La sinistra scettica le contesta spesso di predicare un mondo più povero, in cui si cerca di fare qualcosa di mai fatto nella storia dell’umanità. La decrescita porta con sè anche una certa nostalgia per il mondo rurale? Magari anche per la sua Bretagna?
Nella critica alla decrescita ne ho sentite di ogni. Il punto è che la povertà è un’invenzione moderna, perchè la povertà suppone l’esistenza dell’ economia. In Africa, ad esempio, prevale la solidarietà. Quello che io sostengo e invoco e l’ “abbondanza frugale”, che – ribadisco – non è un ossimoro. Ci hanno inculcato l’ idea della Affluent Society, ma la nostra economia è fondata sulla scarsità e sullo spreco elevato. E’ qualcosa che in un certo senso ricorda l’austerità rivoluzionaria di Enrico Berlinguer. C’è un libro , molto interessante, dal titolo “Età della pietra età dell’ abbondanza” in cui Marshall Sahlins ha proposto una visione del tutto diversa: le società di cacciatori-raccoglitori del paleolitico erano società dell’abbondanza, dove poche ore di lavoro al giorno bastavano alla sussistenza mentre il resto del tempo era dedicato al gioco e alla vita sociale. Un giornalista mi ha chiesto se vorrei tornare all’età della pietra. E io gli ho risposto che in realtà mi piacerebbe andare molto più indietro nel tempo rispetto all’età della pietra. Vorrei vivere un’era in cui si fa l’amore e non la guerra, nemmeno, anzi men che meno, quella economica. Una società con meno oggetti inutili significa essere più ricchi di altre cose, tanto per cominciare più acqua pulita e molto più tempo libero.
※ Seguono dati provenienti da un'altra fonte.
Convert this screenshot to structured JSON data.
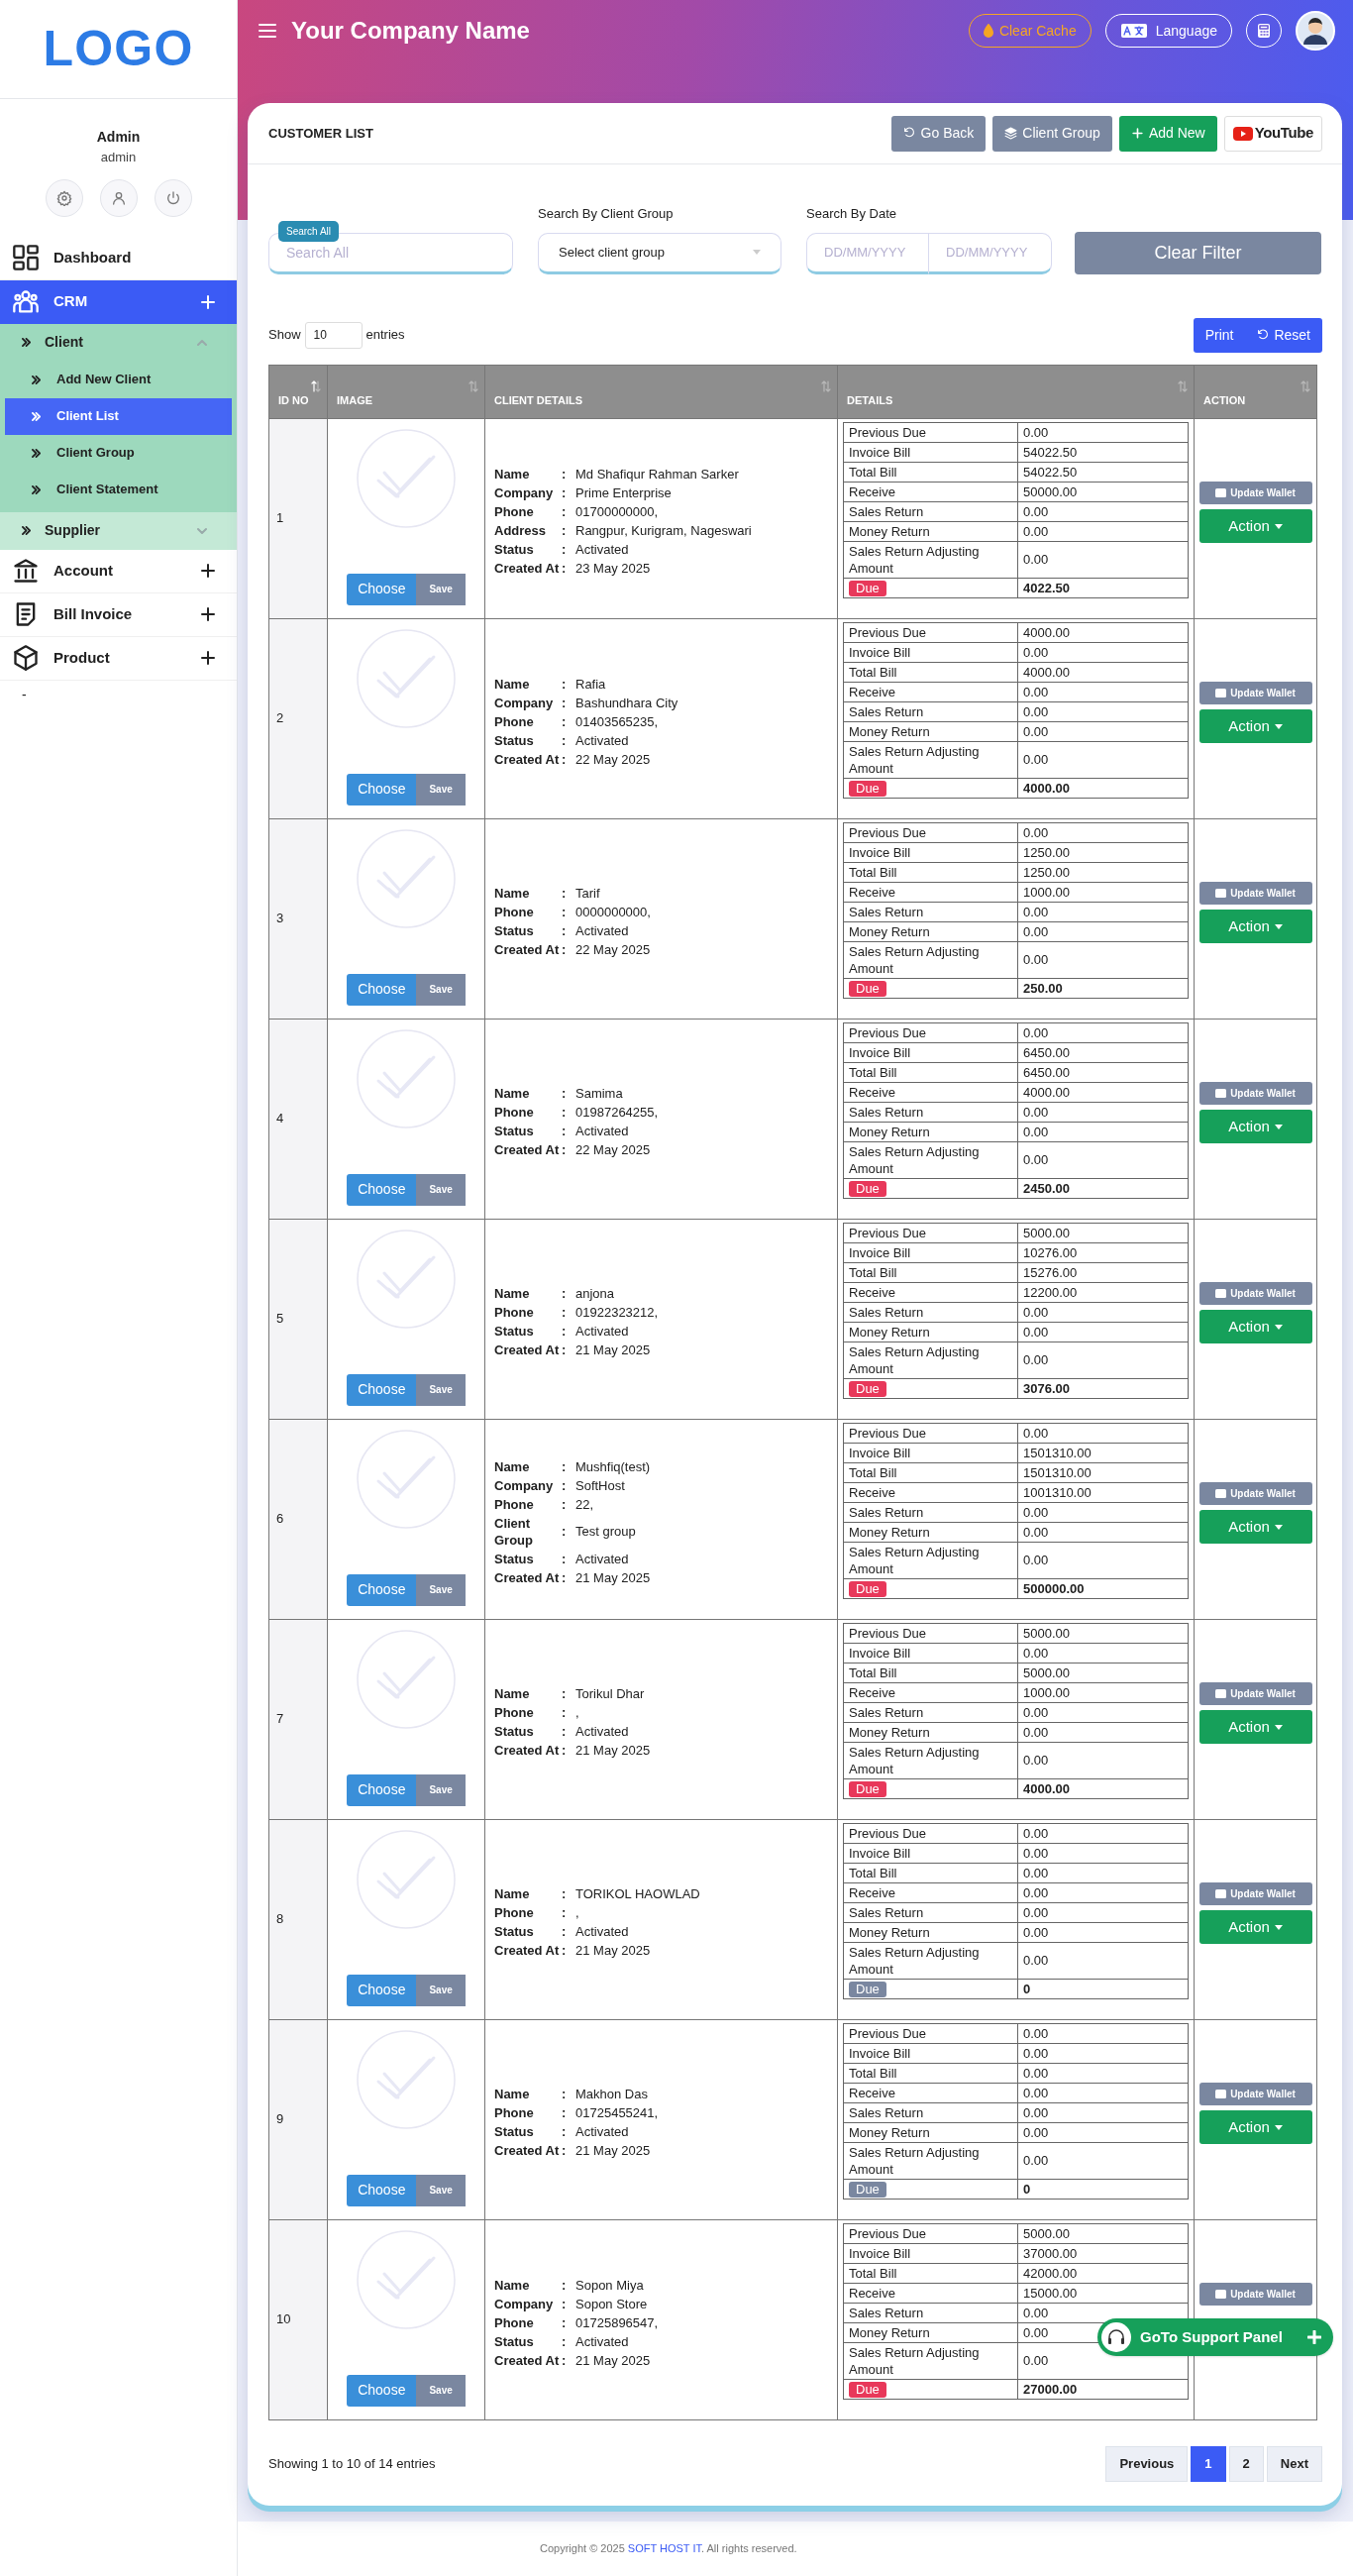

Non finiremo nella decrescita comunque senza averlo scelto?
Io credo che non si debba aspettare una catastrofe che ci ricordi che ormai è troppo tardi. E’ chiaro che se il potere continua ad andare dritto per una via – sbagliata – sia difficile invertire la rotta. Ma la storia insegna che cambiare si può. Che si può creare una dissidenza più forte del potere, una rivolta dal basso contro il sistema dominante. In Italia esiste un certo dibattito a favore della decrescita. E io dico che siamo ad un bivio, siamo di fronte ad una scelta: o eco socialismo o barbarie. La decrescita non si fa per caso, ma una scelta di questo tipo si può incoraggiare. Il progetto della decrescita non è ricetta ma un orizzonte di senso. E in questo campo vediamo movimenti come i Gas di quartiere, la stessa Slow -Food che traducono in pratica questa scelta.
Cosa pensa dell’Unione Europea?
E’ una tragedia. Non è facile per Paesi celibi unirsi in matrimonio. L’Ue è sbagliata sin dalle fondamenta: prima bisogna fare un’unione politica e culturale e solo poi economica. Però la fiscalità deve essere unica e anche la legislazione. Sennò ci troviamo di fronte ad un’unione finta come la Jugoslavia di Tito. L’allargamento senza una base solida è impossibile e l’Europa sta diventando un mostro ingestibile. Di certo la moneta unica era l’ ultima cosa da fare. Ora l’Unione può esplodere da un momento all’altro. Un’alternativa potrebbe essere rappresentata dalla creazione di un’Europa Latina.